What’s true about me: If I get truly honest with myself, I see that I reign in all of my protection any time I feel that I need it to. Maybe it doesn’t often come in the form of human capital like it does for you, but it does come in the form of eating when I’d rather not feel something, smiling when I’d rather not let anyone know how sad I really feel, and rampant of all—intellectualizing and rationalizing away my hurtful experiences. So, you see, the food in my fridge, the smile on my face, and the justifications in my mind are my armour. These actions happen just as instinctually as your “gathering of your tribe”. So if doing these things and using these means makes me a coward, well then I AM CERTAINLY A COWARD TOO.

What’s also true about me: I know how important it is for us to feel safe in this world, and as someone with a never-ending passion for exploring myself and others in the context of life, I certainly understand all the reasons why we may not feel that we are. So when you call in all of your protection, I get it. And when I let my egoic defense down, I know that it’s not really about me. It hurts to be regarded in this way, but I have lots of compassion for you in this situation. Don’t get me wrong, this compassion will not supersede any form of disrespect or lack of consideration on your part. If that were to ever happen, you would see another truth about me, and that is — when I do take my armour off and no longer lead with my protective mechanisms, I lead with the wisdom of my heart. And that heart is bold, brave, and expects kindness and respect and nothing less.

Your Turn, Soul Sister!

I know that you benefit a lot from reading about self-exploration and the journey of self-revelation of other women alongside your own (that’s why we write these articles!), but let’s be real—there’s nothing quite like diving in deep yourself.
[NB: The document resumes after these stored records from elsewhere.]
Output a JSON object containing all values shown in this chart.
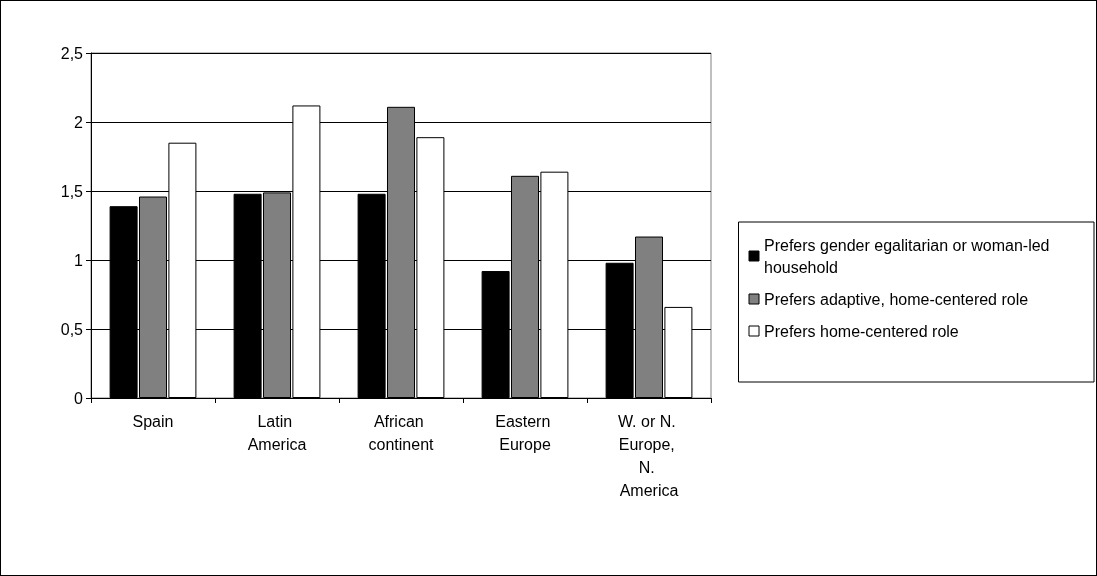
{
  "chart_data": {
    "type": "bar",
    "categories": [
      "Spain",
      "Latin America",
      "African continent",
      "Eastern Europe",
      "W. or N. Europe, N. America"
    ],
    "series": [
      {
        "name": "Prefers gender egalitarian or woman-led household",
        "color": "#000000",
        "values": [
          1.39,
          1.48,
          1.48,
          0.92,
          0.98
        ]
      },
      {
        "name": "Prefers adaptive, home-centered role",
        "color": "#808080",
        "values": [
          1.46,
          1.49,
          2.11,
          1.61,
          1.17
        ]
      },
      {
        "name": "Prefers home-centered role",
        "color": "#ffffff",
        "values": [
          1.85,
          2.12,
          1.89,
          1.64,
          0.66
        ]
      }
    ],
    "ylim": [
      0,
      2.5
    ],
    "yticks": [
      0,
      {
        "value": 0.5,
        "label": "0,5"
      },
      1,
      {
        "value": 1.5,
        "label": "1,5"
      },
      2,
      {
        "value": 2.5,
        "label": "2,5"
      }
    ],
    "grid": "y",
    "legend": "right"
  }
}
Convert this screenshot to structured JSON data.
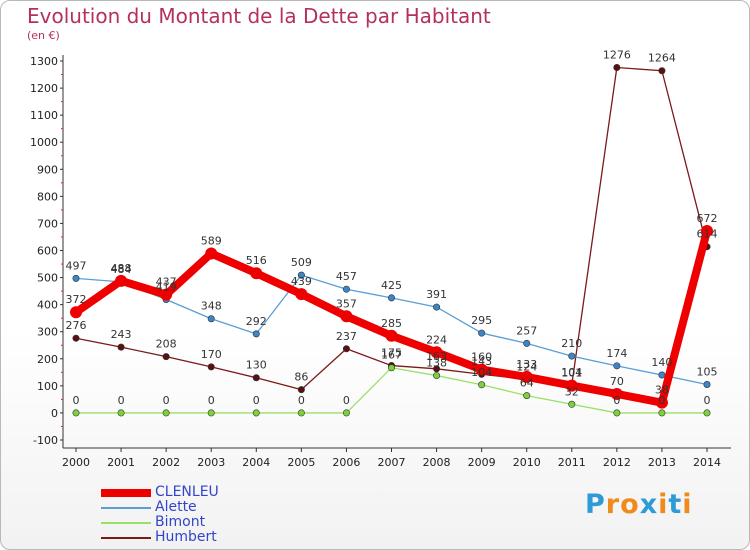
{
  "title": "Evolution du Montant de la Dette par Habitant",
  "subtitle": "(en €)",
  "logo": {
    "text": "Proxiti",
    "letters": [
      "P",
      "r",
      "o",
      "x",
      "i",
      "t",
      "i"
    ],
    "colors": [
      "#2e9bd6",
      "#f08a1c",
      "#f08a1c",
      "#2e9bd6",
      "#f08a1c",
      "#2e9bd6",
      "#f08a1c"
    ]
  },
  "chart_data": {
    "type": "line",
    "x": [
      "2000",
      "2001",
      "2002",
      "2003",
      "2004",
      "2005",
      "2006",
      "2007",
      "2008",
      "2009",
      "2010",
      "2011",
      "2012",
      "2013",
      "2014"
    ],
    "ylim": [
      -100,
      1300
    ],
    "yticks": [
      "-100",
      "0",
      "100",
      "200",
      "300",
      "400",
      "500",
      "600",
      "700",
      "800",
      "900",
      "1000",
      "1100",
      "1200",
      "1300"
    ],
    "grid": false,
    "legend_position": "bottom-left",
    "series": [
      {
        "name": "Humbert",
        "color": "#7a1a1a",
        "dot": "#5a1010",
        "values": [
          276,
          243,
          208,
          170,
          130,
          86,
          237,
          175,
          163,
          143,
          124,
          104,
          1276,
          1264,
          614
        ],
        "labels": [
          "276",
          "243",
          "208",
          "170",
          "130",
          "86",
          "237",
          "175",
          "163",
          "143",
          "124",
          "104",
          "1276",
          "1264",
          "614"
        ]
      },
      {
        "name": "Bimont",
        "color": "#99e066",
        "dot": "#7cd03c",
        "values": [
          0,
          0,
          0,
          0,
          0,
          0,
          0,
          167,
          138,
          104,
          64,
          32,
          0,
          0,
          0
        ],
        "labels": [
          "0",
          "0",
          "0",
          "0",
          "0",
          "0",
          "0",
          "167",
          "138",
          "104",
          "64",
          "32",
          "0",
          "0",
          "0"
        ]
      },
      {
        "name": "Alette",
        "color": "#5a9ed6",
        "dot": "#3a86c8",
        "values": [
          497,
          484,
          419,
          348,
          292,
          509,
          457,
          425,
          391,
          295,
          257,
          210,
          174,
          140,
          105
        ],
        "labels": [
          "497",
          "484",
          "419",
          "348",
          "292",
          "509",
          "457",
          "425",
          "391",
          "295",
          "257",
          "210",
          "174",
          "140",
          "105"
        ]
      },
      {
        "name": "CLENLEU",
        "color": "#ee0000",
        "dot": "#ee0000",
        "values": [
          372,
          488,
          437,
          589,
          516,
          439,
          357,
          285,
          224,
          160,
          133,
          101,
          70,
          38,
          672
        ],
        "labels": [
          "372",
          "488",
          "437",
          "589",
          "516",
          "439",
          "357",
          "285",
          "224",
          "160",
          "133",
          "101",
          "70",
          "38",
          "672"
        ]
      }
    ]
  }
}
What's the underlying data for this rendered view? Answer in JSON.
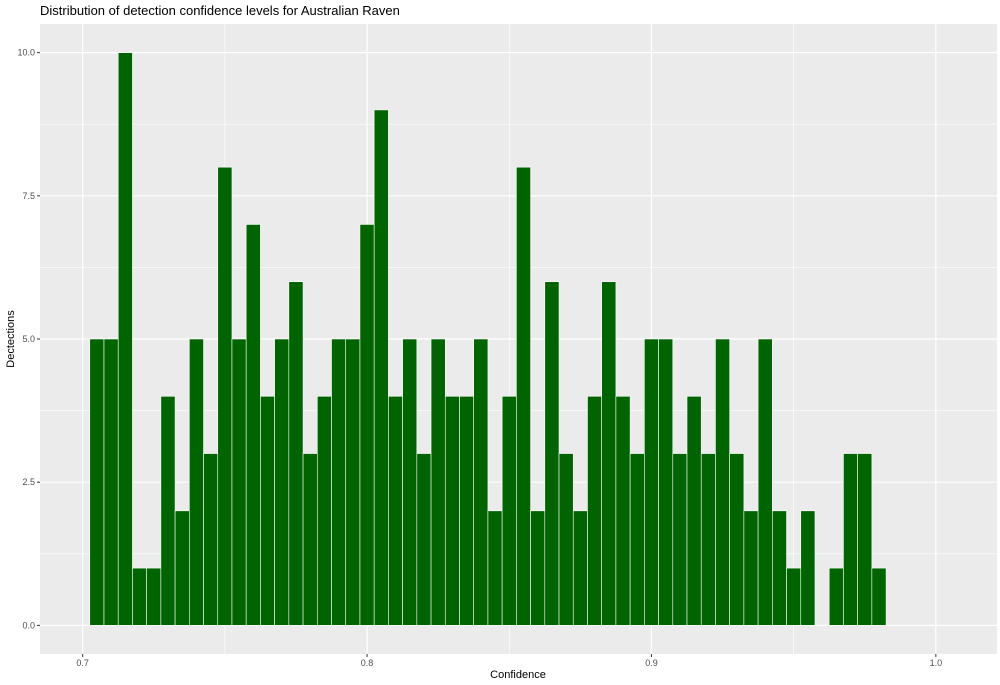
{
  "chart_data": {
    "type": "bar",
    "title": "Distribution of detection confidence levels for Australian Raven",
    "xlabel": "Confidence",
    "ylabel": "Dectections",
    "xlim": [
      0.685,
      1.0215
    ],
    "ylim": [
      -0.5,
      10.5
    ],
    "x_ticks": [
      0.7,
      0.8,
      0.9,
      1.0
    ],
    "x_tick_labels": [
      "0.7",
      "0.8",
      "0.9",
      "1.0"
    ],
    "y_ticks": [
      0,
      2.5,
      5,
      7.5,
      10
    ],
    "y_tick_labels": [
      "0.0",
      "2.5",
      "5.0",
      "7.5",
      "10.0"
    ],
    "bin_width": 0.005,
    "grid": true,
    "colors": {
      "bar_fill": "#006400",
      "bar_outline": "#ffffff",
      "panel_background": "#ebebeb",
      "grid": "#ffffff"
    },
    "x": [
      0.705,
      0.71,
      0.715,
      0.72,
      0.725,
      0.73,
      0.735,
      0.74,
      0.745,
      0.75,
      0.755,
      0.76,
      0.765,
      0.77,
      0.775,
      0.78,
      0.785,
      0.79,
      0.795,
      0.8,
      0.805,
      0.81,
      0.815,
      0.82,
      0.825,
      0.83,
      0.835,
      0.84,
      0.845,
      0.85,
      0.855,
      0.86,
      0.865,
      0.87,
      0.875,
      0.88,
      0.885,
      0.89,
      0.895,
      0.9,
      0.905,
      0.91,
      0.915,
      0.92,
      0.925,
      0.93,
      0.935,
      0.94,
      0.945,
      0.95,
      0.955,
      0.96,
      0.965,
      0.97,
      0.975,
      0.98
    ],
    "values": [
      5,
      5,
      10,
      1,
      1,
      4,
      2,
      5,
      3,
      8,
      5,
      7,
      4,
      5,
      6,
      3,
      4,
      5,
      5,
      7,
      9,
      4,
      5,
      3,
      5,
      4,
      4,
      5,
      2,
      4,
      8,
      2,
      6,
      3,
      2,
      4,
      6,
      4,
      3,
      5,
      5,
      3,
      4,
      3,
      5,
      3,
      2,
      5,
      2,
      1,
      2,
      0,
      1,
      3,
      3,
      1
    ]
  }
}
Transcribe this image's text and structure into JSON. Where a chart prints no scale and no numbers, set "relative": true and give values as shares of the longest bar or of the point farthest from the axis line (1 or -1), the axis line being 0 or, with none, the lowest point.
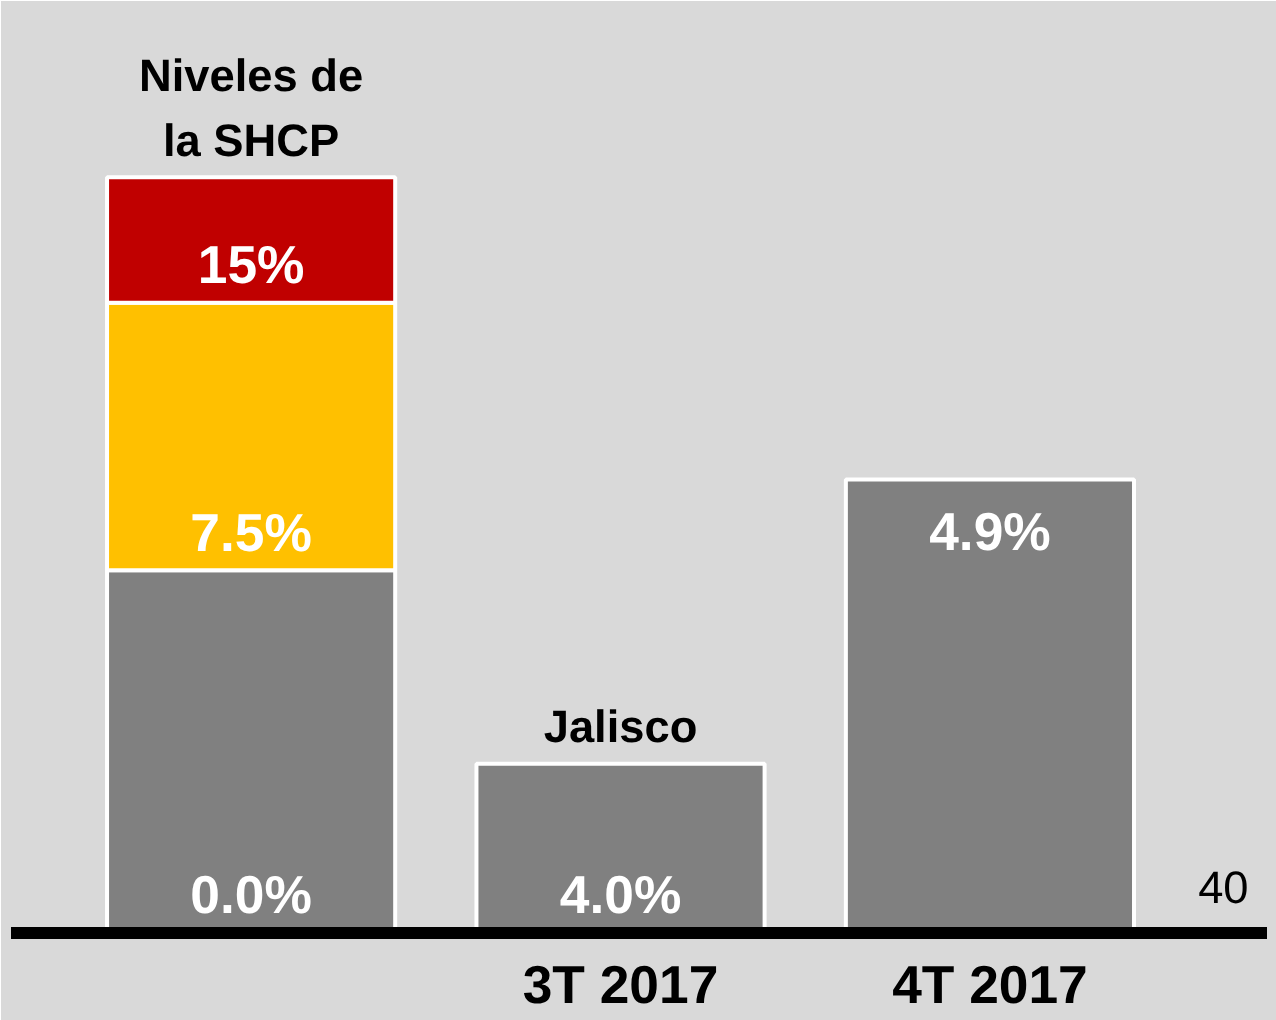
{
  "chart_data": {
    "type": "bar",
    "relative": true,
    "stacked": true,
    "categories": [
      null,
      "3T 2017",
      "4T 2017"
    ],
    "series": [
      {
        "color": "#808080",
        "values": [
          0.48,
          0.224,
          0.6
        ]
      },
      {
        "color": "#ffc000",
        "values": [
          0.354,
          null,
          null
        ]
      },
      {
        "color": "#c00000",
        "values": [
          0.166,
          null,
          null
        ]
      }
    ],
    "annotations": [
      "Niveles de\nla SHCP",
      "0.0%",
      "7.5%",
      "15%",
      "Jalisco",
      "4.0%",
      "4.9%",
      "40"
    ],
    "grid": false
  }
}
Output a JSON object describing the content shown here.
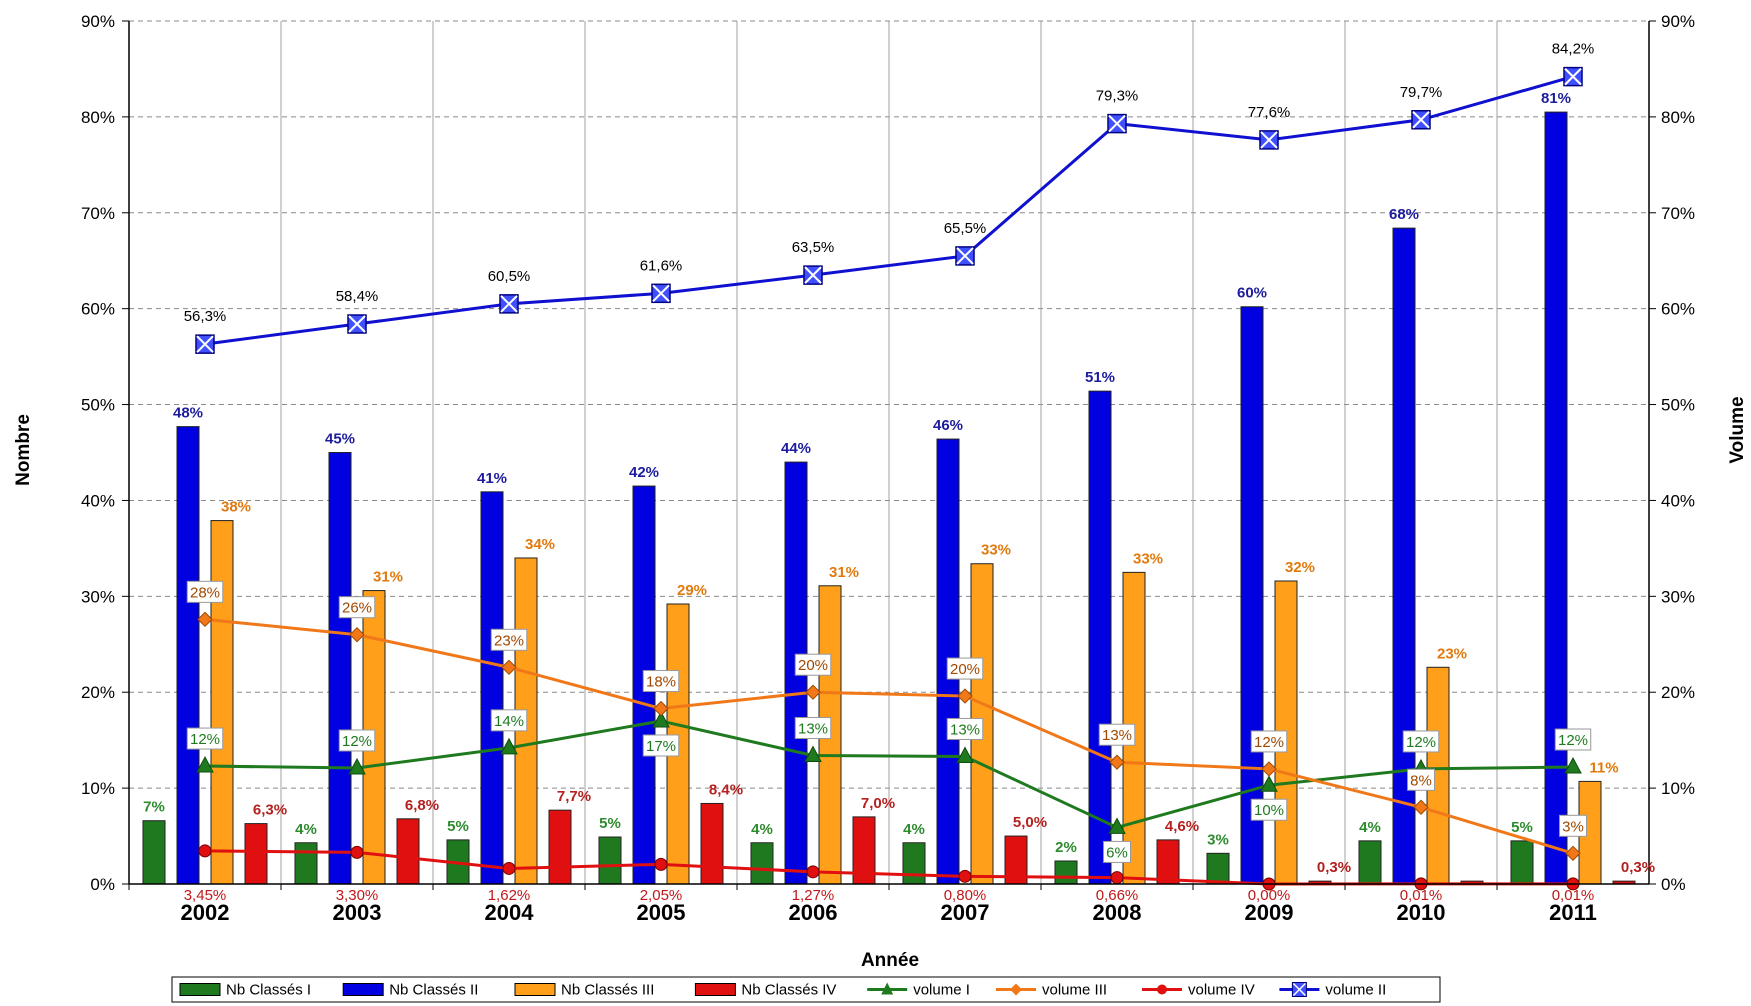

So what are you waiting for?

What I see in and/or say about you: Here, jot down something you are currently judging someone else for… something less-than-great that you catch your mind saying about someone else… something about someone else that irks you, angers you, and/or frustrates you.

What’s true about me: Okay, now you’re ready to turn the tables and see what about this perception of the other person may also be true about you. Remember that this isn’t always black and white. In fact, it usually isn’t. Just because you see them as X, doesn’t automatically mean that you are also X. But are there instances in which you are? Are there times when you have the capacity to be X, maybe not exactly in the same way as them but in some similar or related way? Is there some time in the past when you were X and perhaps didn’t want to see it?

What’s also true about me: Now, see how you can “build a bridge” between what you see and know about them and what you now see and know about you. Whether about your past experiences, relationships with yourself and others, and/or your beliefs, what conclusion does this self-exploration help you come to? What do you now see that you didn’t see before? What is a more balanced perspective to maintain of them and of yourself? How can this guide your intentions and help you to relate to your life experience in a healthier way in the future?